Respecto al ritmo, la Tempestad de Peris Mencheta casi logra manejarlo sin peros. Casi. Conjuga con mucha habilidad la realidad que imaginó Shakespeare con el juego que proponen el director y los actores. Transita de un lugar a otro del tiempo, del espacio y del escenario con una sorprendente agilidad. Convierte en cómplices a los espectadores para arrojarlos de las escena acto seguido y dejarlos pensando qué será lo siguiente que ocurra. Esta misma destreza la demuestran los actores para pasar de un personaje a otro de la isla y de la obra, para jugar a que ensayan, para ensayar el juego y para llevarlo a cabo bailando con las emociones del público.

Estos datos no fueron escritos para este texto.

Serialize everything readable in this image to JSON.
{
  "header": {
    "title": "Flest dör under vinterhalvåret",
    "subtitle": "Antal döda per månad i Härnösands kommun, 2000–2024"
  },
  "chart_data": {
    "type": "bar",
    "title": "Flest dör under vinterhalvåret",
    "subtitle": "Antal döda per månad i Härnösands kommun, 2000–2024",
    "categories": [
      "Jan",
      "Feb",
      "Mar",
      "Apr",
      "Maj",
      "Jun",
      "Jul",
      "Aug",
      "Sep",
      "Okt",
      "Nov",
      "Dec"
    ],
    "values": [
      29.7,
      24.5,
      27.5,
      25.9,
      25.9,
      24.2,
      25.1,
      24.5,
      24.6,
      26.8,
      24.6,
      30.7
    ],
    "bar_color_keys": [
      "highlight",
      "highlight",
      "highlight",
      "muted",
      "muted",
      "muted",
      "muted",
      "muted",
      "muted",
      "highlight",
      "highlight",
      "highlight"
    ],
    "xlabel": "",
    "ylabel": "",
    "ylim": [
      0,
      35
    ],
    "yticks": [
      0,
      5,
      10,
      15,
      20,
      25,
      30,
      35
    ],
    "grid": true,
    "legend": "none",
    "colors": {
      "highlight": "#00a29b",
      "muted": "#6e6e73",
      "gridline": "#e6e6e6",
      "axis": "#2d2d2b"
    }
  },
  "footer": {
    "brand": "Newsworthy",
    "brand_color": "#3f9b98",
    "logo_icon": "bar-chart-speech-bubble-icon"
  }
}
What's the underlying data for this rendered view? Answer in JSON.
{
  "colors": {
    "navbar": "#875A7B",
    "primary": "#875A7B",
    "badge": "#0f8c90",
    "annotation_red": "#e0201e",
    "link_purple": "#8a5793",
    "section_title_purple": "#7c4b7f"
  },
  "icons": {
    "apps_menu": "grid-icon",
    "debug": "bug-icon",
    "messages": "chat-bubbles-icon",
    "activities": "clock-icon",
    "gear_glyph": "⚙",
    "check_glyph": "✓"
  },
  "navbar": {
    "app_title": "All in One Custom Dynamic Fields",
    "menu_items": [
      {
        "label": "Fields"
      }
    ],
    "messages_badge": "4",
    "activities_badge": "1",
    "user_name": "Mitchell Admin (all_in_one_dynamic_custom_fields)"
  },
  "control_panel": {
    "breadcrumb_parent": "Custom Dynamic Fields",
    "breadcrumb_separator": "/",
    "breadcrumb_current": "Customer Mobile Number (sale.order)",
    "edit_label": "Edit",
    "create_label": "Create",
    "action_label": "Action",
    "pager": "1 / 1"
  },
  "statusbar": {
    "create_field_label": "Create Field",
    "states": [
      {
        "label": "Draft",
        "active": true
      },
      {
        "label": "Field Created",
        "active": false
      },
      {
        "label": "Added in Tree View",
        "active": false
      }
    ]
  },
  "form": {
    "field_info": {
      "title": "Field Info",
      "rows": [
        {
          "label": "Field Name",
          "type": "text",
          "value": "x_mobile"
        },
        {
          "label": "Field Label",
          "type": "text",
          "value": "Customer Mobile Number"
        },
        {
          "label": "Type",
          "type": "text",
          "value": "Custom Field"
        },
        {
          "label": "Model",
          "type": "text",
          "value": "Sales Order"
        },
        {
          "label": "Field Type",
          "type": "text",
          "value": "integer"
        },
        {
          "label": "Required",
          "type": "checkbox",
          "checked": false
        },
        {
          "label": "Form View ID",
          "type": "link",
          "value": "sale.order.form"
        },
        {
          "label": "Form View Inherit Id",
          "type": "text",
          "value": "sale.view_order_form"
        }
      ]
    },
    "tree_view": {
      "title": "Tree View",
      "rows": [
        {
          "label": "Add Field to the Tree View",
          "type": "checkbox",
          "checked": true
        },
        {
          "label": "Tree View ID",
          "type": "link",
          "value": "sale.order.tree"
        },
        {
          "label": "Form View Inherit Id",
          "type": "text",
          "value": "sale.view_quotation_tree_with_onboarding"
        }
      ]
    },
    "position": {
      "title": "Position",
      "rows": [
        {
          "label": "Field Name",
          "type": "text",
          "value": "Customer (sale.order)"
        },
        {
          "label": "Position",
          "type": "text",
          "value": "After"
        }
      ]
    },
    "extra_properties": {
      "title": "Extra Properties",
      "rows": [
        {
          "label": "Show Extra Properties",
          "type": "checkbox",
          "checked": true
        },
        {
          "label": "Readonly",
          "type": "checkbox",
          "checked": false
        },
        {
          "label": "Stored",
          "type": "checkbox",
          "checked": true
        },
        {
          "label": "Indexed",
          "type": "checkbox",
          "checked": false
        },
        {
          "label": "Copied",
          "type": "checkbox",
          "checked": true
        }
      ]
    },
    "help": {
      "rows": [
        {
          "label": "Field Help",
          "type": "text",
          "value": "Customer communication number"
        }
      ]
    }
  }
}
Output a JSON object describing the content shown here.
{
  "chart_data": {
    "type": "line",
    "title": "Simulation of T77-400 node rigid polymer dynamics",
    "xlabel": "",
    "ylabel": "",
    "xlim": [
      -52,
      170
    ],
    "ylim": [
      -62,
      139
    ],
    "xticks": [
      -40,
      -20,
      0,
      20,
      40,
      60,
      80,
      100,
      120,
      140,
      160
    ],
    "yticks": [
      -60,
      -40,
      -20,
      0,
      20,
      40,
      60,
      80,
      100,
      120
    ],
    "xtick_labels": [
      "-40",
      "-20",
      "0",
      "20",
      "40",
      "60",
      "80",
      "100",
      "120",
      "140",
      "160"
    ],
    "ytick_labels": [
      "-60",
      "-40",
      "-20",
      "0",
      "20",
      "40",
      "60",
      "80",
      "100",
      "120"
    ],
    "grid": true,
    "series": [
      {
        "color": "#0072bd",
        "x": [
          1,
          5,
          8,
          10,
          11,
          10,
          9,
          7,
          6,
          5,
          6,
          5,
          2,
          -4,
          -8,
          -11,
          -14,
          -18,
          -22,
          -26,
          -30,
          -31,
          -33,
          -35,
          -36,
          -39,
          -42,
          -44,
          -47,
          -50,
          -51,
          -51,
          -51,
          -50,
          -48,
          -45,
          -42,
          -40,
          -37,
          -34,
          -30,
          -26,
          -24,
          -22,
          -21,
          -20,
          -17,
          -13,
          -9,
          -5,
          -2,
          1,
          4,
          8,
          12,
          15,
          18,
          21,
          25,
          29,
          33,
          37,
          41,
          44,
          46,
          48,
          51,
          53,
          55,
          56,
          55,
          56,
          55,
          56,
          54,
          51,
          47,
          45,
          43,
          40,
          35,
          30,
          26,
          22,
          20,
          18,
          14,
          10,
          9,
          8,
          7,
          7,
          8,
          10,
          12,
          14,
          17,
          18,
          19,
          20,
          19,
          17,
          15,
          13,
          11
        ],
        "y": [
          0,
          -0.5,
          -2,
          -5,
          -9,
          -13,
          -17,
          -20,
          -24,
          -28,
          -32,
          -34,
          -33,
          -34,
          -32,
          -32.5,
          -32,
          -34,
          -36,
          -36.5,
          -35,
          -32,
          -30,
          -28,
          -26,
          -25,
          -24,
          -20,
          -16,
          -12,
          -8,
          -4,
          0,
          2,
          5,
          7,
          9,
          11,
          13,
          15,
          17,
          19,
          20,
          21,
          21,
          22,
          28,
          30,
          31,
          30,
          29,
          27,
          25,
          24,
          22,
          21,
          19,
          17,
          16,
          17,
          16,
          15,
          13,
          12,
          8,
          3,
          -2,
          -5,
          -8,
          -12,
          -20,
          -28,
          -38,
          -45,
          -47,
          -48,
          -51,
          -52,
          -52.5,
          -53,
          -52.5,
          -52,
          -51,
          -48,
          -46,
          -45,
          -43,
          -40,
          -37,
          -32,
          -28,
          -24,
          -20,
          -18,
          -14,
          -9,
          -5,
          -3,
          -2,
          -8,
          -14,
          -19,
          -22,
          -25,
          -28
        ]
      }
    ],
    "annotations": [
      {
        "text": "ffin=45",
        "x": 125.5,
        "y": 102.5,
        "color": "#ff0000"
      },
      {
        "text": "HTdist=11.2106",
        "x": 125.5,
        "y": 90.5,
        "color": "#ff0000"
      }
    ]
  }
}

Sin embargo hay dos o tres momentos en los que parecen regodearse en personajes o escenas a las que bien podrían recortarles, ahora que está de moda, diez o quince minutos sin que el conjunto se resintiera. Al contrario, la obra mantendría la agilidad con la que se conduce las casi dos horas que dura. Es en estos dos momentos concretos en los que los espectadores se ven tentados a mirar un reloj que habían olvidado desde que se acomodan en sus butacas. Un par de situaciones en las que dejan que el ritmo se suspenda y deambule flotando por el  escenario hasta volver a encontrar su lugar para ser el dueño de la representación de nuevo. En los dos casos, la obra se regodea con el personaje del diablo y su treta para tratar de acabar con el que hasta ese momento es su dueño. Algo que únicamente se debe a que es imposible igualar el don inconmensurable que tenía Shakespeare para secuestrar el alma, las pulsaciones y las emociones del público y devolvérsela una vez se apagaban las luces.

A pesar de este tropiezo, Tempestad en su conjunto es una obra admirable. Especialmente por cómo está concebida. Desde el inicio el espectador se siente parte de la representación, cómplice del actor mientras ensaya, mientras plantea sus dudas o sus exigencias. Juega con los personajes a ser actores, a ser los diferentes personajes que los actores que juegan a ser actores interpretan a medida que va avanzando la obra. Los distintos recursos que utilizan (la música, el agua, los globos e incluso la cámara) sirven para explicarles los cambios de escenario, de acto, de contexto y de emociones sin que por ello se sienta legitimado para dejar de prestarle atención a lo que permanentemente ocurre. Los actores juegan con el público a la manera habitual (los guiños, el diálogo directo) y lo convierten en parte de la obra con el uso de una cámara a la que permiten ser protagonista y personaje secundario en función de las necesidades del relato.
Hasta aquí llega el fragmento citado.